I think the last time I posted about resentment was last year, although I really appreciate you remembering the topic, and caring enough to ask about it. Yes, I was definitely resentful that he didn't propose earlier, especially after my brother proposed to his W after only 6 months of being together. I was happy for my brother when that happened, but still felt sad for me. I shouldn't have/had no right to be resentful (I know 20wrongs, no should haves) towards my BH because he was operating on his own timeline. I was his first girlfriend who he lost his virginity to. He had never had a real relationship before. I know that he had a lot of pain that he was never confident enough to have relationships and have sex before me because he didn't feel good about himself (here is a link to a post that he wrote that will give you some more insight into his mindset: http://www.survivinginfidelity.com/forums.asp?tid=533518&HL=38333 As for kids, I have realized that if I had really wanted to kids so desperately, I would have ended the relationship with him to find someone who would have kids with me. In IC we have discussed that I wanted a family, but didn't want to be a parent, if that makes any sense. I definitely idealized AP and OBS's family and relationship, and obviously kids were involved in it. I do love kids - you have to if you are a teacher.
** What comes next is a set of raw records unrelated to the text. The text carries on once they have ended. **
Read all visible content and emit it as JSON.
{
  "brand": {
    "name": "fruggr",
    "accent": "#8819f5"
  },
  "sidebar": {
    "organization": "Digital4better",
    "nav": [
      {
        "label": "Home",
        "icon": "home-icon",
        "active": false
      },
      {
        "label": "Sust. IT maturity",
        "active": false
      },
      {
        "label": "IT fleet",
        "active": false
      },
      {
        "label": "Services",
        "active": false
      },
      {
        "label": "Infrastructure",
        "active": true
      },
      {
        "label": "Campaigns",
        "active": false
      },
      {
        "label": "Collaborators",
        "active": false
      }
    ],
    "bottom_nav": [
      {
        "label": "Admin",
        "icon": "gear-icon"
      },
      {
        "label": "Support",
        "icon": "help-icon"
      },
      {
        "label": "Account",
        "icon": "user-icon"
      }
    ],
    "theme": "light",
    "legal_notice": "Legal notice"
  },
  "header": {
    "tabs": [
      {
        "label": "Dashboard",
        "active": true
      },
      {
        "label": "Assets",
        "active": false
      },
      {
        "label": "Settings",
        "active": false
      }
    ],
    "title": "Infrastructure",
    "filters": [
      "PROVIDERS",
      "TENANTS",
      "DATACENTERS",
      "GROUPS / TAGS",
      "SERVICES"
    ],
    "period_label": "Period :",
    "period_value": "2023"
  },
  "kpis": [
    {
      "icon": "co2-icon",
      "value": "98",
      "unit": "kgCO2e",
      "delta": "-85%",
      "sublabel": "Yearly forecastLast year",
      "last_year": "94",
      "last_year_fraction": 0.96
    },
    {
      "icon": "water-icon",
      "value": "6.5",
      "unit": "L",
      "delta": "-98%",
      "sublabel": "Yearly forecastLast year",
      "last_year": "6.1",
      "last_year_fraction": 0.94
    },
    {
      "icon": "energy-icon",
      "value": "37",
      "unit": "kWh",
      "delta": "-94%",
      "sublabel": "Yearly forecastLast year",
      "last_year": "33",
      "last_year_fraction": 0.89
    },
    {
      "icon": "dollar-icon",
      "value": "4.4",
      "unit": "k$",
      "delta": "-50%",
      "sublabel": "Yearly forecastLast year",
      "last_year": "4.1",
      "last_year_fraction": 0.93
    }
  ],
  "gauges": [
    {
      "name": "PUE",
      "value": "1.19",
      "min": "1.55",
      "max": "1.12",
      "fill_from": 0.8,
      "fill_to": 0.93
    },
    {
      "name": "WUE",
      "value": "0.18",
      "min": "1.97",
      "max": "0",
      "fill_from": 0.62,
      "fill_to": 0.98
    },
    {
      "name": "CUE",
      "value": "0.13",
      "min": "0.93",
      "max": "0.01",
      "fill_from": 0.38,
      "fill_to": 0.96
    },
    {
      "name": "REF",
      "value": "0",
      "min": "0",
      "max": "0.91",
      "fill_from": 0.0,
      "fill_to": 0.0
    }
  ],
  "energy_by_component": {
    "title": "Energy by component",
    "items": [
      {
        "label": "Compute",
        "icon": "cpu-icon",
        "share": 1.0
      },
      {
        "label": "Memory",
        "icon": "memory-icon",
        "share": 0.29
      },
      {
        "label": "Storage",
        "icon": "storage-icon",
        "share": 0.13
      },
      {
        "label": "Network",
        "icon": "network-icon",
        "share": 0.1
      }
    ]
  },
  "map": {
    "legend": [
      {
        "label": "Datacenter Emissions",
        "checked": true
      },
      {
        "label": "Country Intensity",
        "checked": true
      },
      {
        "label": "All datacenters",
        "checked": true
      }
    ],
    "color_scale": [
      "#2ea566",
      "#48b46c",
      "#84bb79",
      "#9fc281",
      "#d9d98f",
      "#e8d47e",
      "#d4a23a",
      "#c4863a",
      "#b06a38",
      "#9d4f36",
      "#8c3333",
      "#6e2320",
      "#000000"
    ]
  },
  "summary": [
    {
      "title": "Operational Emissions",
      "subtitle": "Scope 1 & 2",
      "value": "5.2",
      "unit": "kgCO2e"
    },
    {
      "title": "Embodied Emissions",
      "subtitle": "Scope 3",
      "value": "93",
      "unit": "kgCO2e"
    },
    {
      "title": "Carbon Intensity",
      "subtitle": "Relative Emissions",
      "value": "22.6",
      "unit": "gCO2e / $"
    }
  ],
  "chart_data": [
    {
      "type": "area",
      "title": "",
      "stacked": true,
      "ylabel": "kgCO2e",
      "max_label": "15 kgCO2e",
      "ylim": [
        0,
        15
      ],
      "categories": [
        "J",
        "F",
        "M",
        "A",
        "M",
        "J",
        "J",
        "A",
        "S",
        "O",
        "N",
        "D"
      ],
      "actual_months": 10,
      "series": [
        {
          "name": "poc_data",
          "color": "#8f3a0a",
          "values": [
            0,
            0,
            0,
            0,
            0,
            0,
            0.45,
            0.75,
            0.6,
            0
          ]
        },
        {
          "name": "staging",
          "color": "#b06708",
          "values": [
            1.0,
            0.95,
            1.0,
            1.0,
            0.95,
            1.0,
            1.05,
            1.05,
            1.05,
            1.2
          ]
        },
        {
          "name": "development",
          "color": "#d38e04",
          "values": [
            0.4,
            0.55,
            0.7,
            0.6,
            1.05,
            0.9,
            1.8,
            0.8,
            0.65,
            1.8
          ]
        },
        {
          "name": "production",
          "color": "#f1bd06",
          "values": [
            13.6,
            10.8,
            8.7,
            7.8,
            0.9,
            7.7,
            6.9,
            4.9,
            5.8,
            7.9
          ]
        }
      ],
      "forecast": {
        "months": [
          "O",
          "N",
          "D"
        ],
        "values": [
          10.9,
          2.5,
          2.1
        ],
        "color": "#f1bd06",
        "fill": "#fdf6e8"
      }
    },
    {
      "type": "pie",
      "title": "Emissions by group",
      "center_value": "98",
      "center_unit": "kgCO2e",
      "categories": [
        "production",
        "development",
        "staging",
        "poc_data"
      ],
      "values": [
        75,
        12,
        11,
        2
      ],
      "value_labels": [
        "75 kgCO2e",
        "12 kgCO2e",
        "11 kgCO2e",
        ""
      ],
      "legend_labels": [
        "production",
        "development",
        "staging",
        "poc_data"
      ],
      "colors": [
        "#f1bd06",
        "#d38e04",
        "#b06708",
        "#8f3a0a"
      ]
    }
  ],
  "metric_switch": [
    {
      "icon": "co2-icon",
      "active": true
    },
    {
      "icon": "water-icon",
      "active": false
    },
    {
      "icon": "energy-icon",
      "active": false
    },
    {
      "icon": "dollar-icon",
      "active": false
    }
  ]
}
Continuing on the M topic, it is so fucked up that he DID give me what I wanted - to get married. I knew we were going to be engaged before the A started; I picked out the ring. Why in the world while I was getting what I wanted, would I fuck it up so badly???

I wasn't having the A as a passive aggressive way to get back at him, at least not on a conscious level. I know that when he did something to hurt me, I would use it a fuel for the A. Sick, huh? I did have a lot of resentment about how I felt treated - about how my needs weren't getting met - and about how I felt disrespected at times. I was too cowardly to make an issue of things, so I acted out. I WILL NOT, however, blame my BH one iota for my actions. He didn't cause this. No matter what he did or said to me, it doesn't excuse what I did to him.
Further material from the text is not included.